Until today, I didn't fully appreciate how aggressive Google had become with its desire to own datacenters around the world. Of course I have heard countless stories of the massive server farms Google operates. One rumor even suggested Google built a meaningful single digit percentage of all PCs last year.
Still, I was stunned to learn from a young New York based startup about its recent run-in with a hosting service provider (HSP). As background, this startup serves about 1.5 billion monthly page views out of its single datacenter in New York. That's a lot of data, which makes this company a reasonably attractive HSP customer.
A few months ago, its HSP informed the startup that it would not be able to add any more servers to its cage. There was plenty of physical space in the cage, but the HSP claimed it was out of power. There were not enough volts to power any additional servers.

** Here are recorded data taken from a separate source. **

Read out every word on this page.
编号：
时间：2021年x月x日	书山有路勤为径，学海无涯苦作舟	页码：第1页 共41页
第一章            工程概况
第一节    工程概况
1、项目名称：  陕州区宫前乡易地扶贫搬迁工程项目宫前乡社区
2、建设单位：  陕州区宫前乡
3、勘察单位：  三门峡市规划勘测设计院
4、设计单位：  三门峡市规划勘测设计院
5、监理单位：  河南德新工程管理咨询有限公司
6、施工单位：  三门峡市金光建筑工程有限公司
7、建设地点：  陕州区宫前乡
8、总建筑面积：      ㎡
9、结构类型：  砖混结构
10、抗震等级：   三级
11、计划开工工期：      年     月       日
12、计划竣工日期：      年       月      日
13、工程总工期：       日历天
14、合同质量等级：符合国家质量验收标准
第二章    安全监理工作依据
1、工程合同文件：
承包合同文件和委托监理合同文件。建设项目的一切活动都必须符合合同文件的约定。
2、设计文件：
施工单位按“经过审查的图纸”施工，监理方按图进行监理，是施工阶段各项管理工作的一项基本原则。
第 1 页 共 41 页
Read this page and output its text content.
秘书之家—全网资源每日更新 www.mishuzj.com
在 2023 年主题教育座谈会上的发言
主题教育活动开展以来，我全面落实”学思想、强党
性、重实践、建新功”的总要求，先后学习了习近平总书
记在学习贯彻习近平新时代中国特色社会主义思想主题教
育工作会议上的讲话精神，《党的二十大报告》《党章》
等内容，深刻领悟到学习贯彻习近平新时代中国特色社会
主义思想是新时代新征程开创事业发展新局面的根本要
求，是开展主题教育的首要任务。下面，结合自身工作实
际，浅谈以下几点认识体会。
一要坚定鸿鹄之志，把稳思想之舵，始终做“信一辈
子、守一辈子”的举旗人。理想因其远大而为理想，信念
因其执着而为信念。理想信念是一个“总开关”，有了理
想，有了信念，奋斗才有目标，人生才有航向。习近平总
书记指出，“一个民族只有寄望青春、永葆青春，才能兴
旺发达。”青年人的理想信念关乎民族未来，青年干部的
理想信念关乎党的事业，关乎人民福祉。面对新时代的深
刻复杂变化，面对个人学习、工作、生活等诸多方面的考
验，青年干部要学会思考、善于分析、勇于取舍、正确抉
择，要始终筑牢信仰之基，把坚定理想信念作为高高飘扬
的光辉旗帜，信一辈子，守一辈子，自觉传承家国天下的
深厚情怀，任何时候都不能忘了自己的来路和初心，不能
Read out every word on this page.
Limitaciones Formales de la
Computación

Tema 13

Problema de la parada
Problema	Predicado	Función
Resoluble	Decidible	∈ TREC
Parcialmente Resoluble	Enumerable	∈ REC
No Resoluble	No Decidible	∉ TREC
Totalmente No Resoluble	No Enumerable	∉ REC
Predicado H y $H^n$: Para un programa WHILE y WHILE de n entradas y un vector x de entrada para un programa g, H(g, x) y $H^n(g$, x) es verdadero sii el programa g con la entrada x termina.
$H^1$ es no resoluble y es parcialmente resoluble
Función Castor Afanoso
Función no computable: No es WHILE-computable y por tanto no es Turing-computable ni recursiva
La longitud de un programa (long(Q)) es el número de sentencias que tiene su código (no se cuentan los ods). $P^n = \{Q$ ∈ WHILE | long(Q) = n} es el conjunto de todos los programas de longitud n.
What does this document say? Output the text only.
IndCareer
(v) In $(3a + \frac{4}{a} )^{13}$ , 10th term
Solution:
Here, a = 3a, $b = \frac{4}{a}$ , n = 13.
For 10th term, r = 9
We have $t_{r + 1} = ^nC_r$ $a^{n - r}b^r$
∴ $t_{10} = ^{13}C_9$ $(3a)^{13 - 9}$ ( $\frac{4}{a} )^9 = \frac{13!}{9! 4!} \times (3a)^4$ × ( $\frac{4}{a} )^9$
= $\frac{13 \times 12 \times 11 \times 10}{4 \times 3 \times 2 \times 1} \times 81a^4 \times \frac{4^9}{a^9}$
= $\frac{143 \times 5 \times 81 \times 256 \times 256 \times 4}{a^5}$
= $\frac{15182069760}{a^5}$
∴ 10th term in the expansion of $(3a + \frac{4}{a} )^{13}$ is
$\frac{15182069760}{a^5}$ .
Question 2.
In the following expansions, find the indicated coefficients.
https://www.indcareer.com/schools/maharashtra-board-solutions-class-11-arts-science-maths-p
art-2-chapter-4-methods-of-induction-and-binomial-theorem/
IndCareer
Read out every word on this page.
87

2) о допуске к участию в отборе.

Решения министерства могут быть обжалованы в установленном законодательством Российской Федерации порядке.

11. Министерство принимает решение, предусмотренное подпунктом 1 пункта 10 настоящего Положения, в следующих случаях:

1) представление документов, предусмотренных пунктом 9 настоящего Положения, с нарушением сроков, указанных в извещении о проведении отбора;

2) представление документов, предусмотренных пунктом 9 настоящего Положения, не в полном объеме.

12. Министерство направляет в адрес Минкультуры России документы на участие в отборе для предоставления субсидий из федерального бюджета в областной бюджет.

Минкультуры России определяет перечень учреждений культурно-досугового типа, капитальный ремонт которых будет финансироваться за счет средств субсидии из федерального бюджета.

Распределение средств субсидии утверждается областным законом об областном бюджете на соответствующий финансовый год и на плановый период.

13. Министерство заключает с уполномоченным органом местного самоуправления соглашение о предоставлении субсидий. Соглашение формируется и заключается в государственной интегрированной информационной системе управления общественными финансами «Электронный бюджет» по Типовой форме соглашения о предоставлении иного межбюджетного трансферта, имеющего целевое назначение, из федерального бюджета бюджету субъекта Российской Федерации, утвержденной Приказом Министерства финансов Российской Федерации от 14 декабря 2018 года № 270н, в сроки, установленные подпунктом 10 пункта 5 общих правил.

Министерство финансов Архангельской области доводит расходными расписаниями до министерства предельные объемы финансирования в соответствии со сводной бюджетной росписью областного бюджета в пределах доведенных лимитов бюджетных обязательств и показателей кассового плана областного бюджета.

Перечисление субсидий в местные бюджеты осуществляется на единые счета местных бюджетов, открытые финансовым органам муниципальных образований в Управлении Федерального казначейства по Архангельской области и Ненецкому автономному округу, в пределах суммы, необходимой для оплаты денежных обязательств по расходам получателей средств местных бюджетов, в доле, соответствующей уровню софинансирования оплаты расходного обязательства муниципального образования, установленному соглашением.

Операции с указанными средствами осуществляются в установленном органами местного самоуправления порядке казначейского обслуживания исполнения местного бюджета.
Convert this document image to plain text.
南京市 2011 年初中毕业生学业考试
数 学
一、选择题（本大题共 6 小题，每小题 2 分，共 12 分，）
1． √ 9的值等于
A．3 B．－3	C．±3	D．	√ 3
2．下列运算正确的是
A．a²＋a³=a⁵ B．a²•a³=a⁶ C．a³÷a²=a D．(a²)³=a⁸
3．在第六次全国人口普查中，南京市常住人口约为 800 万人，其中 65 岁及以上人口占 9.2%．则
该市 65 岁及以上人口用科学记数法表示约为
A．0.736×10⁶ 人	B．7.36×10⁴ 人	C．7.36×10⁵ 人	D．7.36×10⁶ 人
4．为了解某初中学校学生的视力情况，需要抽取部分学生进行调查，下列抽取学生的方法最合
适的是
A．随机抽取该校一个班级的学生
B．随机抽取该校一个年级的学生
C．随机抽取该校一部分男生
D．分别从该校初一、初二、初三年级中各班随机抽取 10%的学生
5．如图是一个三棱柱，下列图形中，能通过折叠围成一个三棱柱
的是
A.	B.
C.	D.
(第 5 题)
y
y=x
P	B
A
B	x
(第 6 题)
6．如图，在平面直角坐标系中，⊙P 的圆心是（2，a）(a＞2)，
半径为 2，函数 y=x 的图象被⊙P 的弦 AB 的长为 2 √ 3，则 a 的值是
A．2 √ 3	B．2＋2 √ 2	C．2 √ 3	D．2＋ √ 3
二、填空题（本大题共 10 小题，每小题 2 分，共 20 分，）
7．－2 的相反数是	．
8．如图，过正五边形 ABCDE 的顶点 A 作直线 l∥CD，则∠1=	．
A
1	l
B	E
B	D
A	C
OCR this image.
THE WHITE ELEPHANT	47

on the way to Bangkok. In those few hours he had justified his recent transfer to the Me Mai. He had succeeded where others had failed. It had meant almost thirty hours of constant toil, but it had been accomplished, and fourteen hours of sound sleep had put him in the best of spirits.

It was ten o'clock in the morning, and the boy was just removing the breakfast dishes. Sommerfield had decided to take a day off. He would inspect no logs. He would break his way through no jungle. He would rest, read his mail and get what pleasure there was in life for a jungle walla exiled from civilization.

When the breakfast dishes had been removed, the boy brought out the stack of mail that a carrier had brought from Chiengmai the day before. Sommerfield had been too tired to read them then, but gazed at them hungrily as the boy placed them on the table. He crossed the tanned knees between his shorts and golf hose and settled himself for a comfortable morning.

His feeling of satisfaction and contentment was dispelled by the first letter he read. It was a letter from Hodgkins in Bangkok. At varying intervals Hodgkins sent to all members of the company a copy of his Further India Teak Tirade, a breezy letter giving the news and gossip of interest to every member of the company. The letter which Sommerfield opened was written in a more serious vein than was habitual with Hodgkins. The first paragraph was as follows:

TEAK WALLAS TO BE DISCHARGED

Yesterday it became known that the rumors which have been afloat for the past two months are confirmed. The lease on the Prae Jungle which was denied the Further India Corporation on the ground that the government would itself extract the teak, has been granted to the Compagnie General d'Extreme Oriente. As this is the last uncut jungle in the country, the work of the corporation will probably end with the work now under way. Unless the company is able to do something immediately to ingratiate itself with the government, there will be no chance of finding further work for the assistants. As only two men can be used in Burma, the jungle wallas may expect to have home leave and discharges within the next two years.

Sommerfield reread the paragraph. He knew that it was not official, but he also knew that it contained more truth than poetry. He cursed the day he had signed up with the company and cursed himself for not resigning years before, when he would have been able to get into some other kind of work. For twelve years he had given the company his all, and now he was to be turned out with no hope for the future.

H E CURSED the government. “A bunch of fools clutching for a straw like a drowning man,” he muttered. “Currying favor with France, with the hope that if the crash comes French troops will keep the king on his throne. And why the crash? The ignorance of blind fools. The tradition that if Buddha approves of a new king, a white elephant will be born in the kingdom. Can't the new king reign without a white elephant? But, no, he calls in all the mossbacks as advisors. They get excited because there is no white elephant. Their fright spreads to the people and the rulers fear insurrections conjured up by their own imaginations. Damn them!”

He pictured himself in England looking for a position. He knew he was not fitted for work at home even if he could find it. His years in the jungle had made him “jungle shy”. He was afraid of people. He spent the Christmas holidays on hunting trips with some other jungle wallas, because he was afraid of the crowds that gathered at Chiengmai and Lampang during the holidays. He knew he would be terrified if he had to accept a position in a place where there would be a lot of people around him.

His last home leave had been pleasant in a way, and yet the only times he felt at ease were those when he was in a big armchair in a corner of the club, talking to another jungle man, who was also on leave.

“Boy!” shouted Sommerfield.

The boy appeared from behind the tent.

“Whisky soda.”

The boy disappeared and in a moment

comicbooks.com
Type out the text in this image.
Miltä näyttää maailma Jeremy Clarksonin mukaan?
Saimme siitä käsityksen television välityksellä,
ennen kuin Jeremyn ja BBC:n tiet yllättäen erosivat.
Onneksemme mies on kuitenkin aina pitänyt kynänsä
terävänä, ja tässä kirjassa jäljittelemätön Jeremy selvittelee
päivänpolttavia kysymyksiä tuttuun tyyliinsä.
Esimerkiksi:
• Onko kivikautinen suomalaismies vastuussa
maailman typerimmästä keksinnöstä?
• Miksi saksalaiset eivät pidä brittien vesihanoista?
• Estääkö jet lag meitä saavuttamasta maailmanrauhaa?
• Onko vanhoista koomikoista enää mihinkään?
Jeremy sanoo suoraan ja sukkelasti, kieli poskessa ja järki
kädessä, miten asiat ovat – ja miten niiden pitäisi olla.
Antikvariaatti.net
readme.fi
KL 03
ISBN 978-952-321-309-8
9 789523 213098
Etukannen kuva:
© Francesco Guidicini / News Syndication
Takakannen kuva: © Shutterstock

At first, the startup figured someone at the HSP was going to be fired for making such a stupid miscalcuation. How could they not design the place with enough power to operate cages chock full of servers? It just didn't make sense... until they learned what was really going on.
Google had moved to town. It appears Google is trying to purchase as much datacenter capacity as it can find. It offered a certain New York City HSP so much money that the HSP started mistreating its own customers to get them to leave so Google's appetite could be satisfied.
Let this be a warning to other HSP customers around the globe -- beware the day that Google moves to town.